Coopération

Séminaires


< retour aux séminaires

Yvon Savaria (*, presenter) Ghaith Bany Hamad (*), Anuarul Hoque (+), and Otmane Ait-Mohamed (+), This seminar presents some fruits of a collaboration between (+) Concordia University and (*) Polytechnique Montréal

Theme: Towards Multilevel Formal Probabilistic Modeling, Analysis, and Estimation of Soft Error and High-Level SEU Sensitivity Analysis Using Probabilistic Model Checking
Date: Le jeudi 11 juin 2015 à 10h, Laboratoire TIMA - Salle T312

Biography

Le professeur Savaria, a une longue expérience de la conception des systèmes électroniques exploitant les techniques d’intégration et les méthodes de conception modernes qui s’y appliquent. Actif dans le domaine depuis plus de 30 ans, titulaire d’une chaire de recherche du Canada à Polytechnique Montréal, il a publié avec ses collaborateurs plus de 500 articles scientifiques, 15 brevets et un livre. Plus de 150 étudiants chercheurs ont rédigé des thèses (PhD) et mémoires (MScA) sous sa direction et au cours de sa carrière, plus de 100 circuits intégrés ont été conçus et fabriqués en exploitant une dizaine de technologies. Son approche système l’amène à considérer les méthodes de conception et les moyens tant numériques qu’analogiques et mixtes comme des moyens de satisfaire des requis système. Il a notamment plusieurs contributions récentes axées vers la conception d’accélérateurs de calcul et d’ASIP. Il s’est intéressé à diverses classes d’applications en télécommunications, matériel d’infrastructure de réseau, traitement vidéo, prototypage rapide et aérospatial. Il s'intéresse notamment à la conception de systèmes électroniques fiable pour des applications critiques.

Il est membre fondateur de RESMIQ, un regroupement stratégique Québéçois qui rassemble 50 professeurs et plus de 250 étudiants-chercheurs (Postdoc, PhD et MSc). Il a aussi dirigé le groupe de recherche en Microélectronique et Microsystèmes de Polytechnique Montréal pendant plus de 15 ans et le département de génie électrique de cette même institution pendant 6 ans.

Abstract

Soft errors, induced by radiation, have a growing impact on the reliability of CMOS integrated circuits partly due to the progressive shrinking of device sizes. In this work, we explore a hierarchical methodology to model, analyze, and estimate Single Event Transients (SETs) propagation at different abstraction levels (gate and RTL levels). Gate level SET libraries are developed to abstract SET propagation conditions and probabilities from gate level models. At RTL level, these libraries are utilized to model the underlying probabilistic behavior of SET propagation as Probabilistic Automata (PA). Thereafter, the PAs of the RTL components are used to construct a Markov Decision Process (MDP) model of RTL designs. A probabilistic model checker is adapted to analyze the probability of SET propagation for all vulnerable nodes. Furthermore, a new estimation of the Soft Error Rate (SER) at RTL is developed. Experimental results demonstrate that our proposed framework is orders of magnitude faster than contemporary techniques and also can handle large designs such as 256-bit adders.

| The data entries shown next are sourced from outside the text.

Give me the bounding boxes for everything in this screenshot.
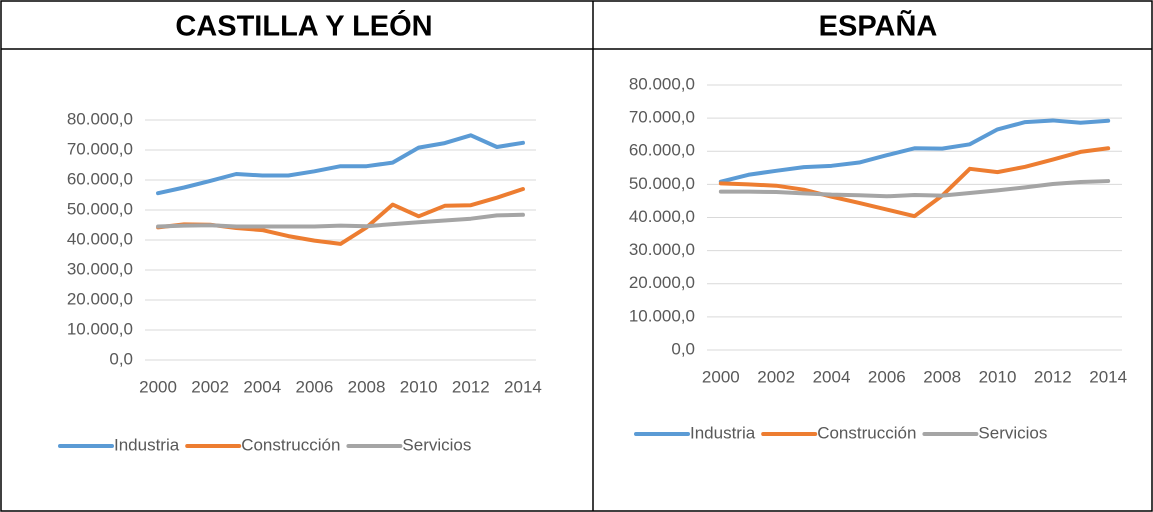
x-tick-label: 2006 bbox=[296, 377, 334, 396]
series-line bbox=[718, 179, 1111, 199]
series-line bbox=[718, 146, 1111, 219]
x-tick-label: 2000 bbox=[139, 377, 177, 396]
chart-title: CASTILLA Y LEÓN bbox=[175, 9, 432, 43]
y-tick-label: 0,0 bbox=[109, 349, 133, 368]
y-tick-label: 40.000,0 bbox=[629, 207, 695, 226]
x-tick-label: 2012 bbox=[1034, 367, 1072, 386]
x-tick-label: 2002 bbox=[191, 377, 229, 396]
x-tick-label: 2008 bbox=[923, 367, 961, 386]
legend-label: Servicios bbox=[978, 423, 1047, 442]
y-tick-label: 50.000,0 bbox=[629, 174, 695, 193]
x-tick-label: 2004 bbox=[813, 367, 851, 386]
x-tick-label: 2000 bbox=[702, 367, 740, 386]
legend-label: Construcción bbox=[241, 435, 340, 454]
y-tick-label: 50.000,0 bbox=[67, 199, 133, 218]
y-tick-label: 60.000,0 bbox=[629, 141, 695, 160]
legend-label: Industria bbox=[690, 423, 756, 442]
x-tick-label: 2002 bbox=[757, 367, 795, 386]
legend-label: Industria bbox=[114, 435, 180, 454]
series-line bbox=[718, 118, 1111, 184]
y-tick-label: 10.000,0 bbox=[629, 306, 695, 325]
series-line bbox=[156, 133, 525, 196]
y-tick-label: 0,0 bbox=[671, 339, 695, 358]
x-tick-label: 2008 bbox=[348, 377, 386, 396]
legend-label: Construcción bbox=[817, 423, 916, 442]
series-line bbox=[156, 187, 525, 246]
x-tick-label: 2014 bbox=[1089, 367, 1127, 386]
series-line bbox=[156, 212, 525, 229]
y-tick-label: 10.000,0 bbox=[67, 319, 133, 338]
x-tick-label: 2014 bbox=[504, 377, 542, 396]
y-tick-label: 80.000,0 bbox=[629, 74, 695, 93]
y-tick-label: 40.000,0 bbox=[67, 229, 133, 248]
y-tick-label: 80.000,0 bbox=[67, 109, 133, 128]
x-tick-label: 2004 bbox=[243, 377, 281, 396]
x-tick-label: 2010 bbox=[400, 377, 438, 396]
y-tick-label: 30.000,0 bbox=[629, 240, 695, 259]
x-tick-label: 2012 bbox=[452, 377, 490, 396]
y-tick-label: 70.000,0 bbox=[629, 108, 695, 127]
x-tick-label: 2006 bbox=[868, 367, 906, 386]
y-tick-label: 60.000,0 bbox=[67, 169, 133, 188]
y-tick-label: 70.000,0 bbox=[67, 139, 133, 158]
legend-label: Servicios bbox=[402, 435, 471, 454]
y-tick-label: 30.000,0 bbox=[67, 259, 133, 278]
y-tick-label: 20.000,0 bbox=[629, 273, 695, 292]
x-tick-label: 2010 bbox=[979, 367, 1017, 386]
chart-title: ESPAÑA bbox=[819, 9, 938, 43]
y-tick-label: 20.000,0 bbox=[67, 289, 133, 308]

Our research also explores SRAM-based FPGAs that are increasingly popular in the aerospace industry for their field programmability and low cost. However, they suffer from cosmic radiation induced Single Event Upsets (SEUs), commonly known as soft errors. In safety-critical applications, the dependability of the design is a prime concern since failures may have catastrophic consequences. An early analysis of dependability of such safety-critical applications will enable designers to develop a design that meets the high availability and reliability requirements, such as the DO-254 standard. We explore methodologies based on probabilistic model checking, to analyze the dependability properties of safety-critical systems and to suggest required mitigation techniques, such as rescheduling, Triple Modular Redundancy (TMR) or TMR with less frequent scrubs for early design decisions. Starting from a high-level description of a system, a Markov (reward) model is constructed from the extracted Control Data Flow Graph (CDFG) and the failure/mitigation parameters for the targeted FPGA. Such an exhaustive model captures all the failures and repairs possible in the system within the radiation environment. Such early analysis is useful for designers of safety critical systems to assess the dependability and performability, saving both cost and effort.

We present some case studies to illustrate the applicability of the proposed approaches, and to demonstrate that a wide range of useful dependability and performability properties can be analyzed using our proposed methodology.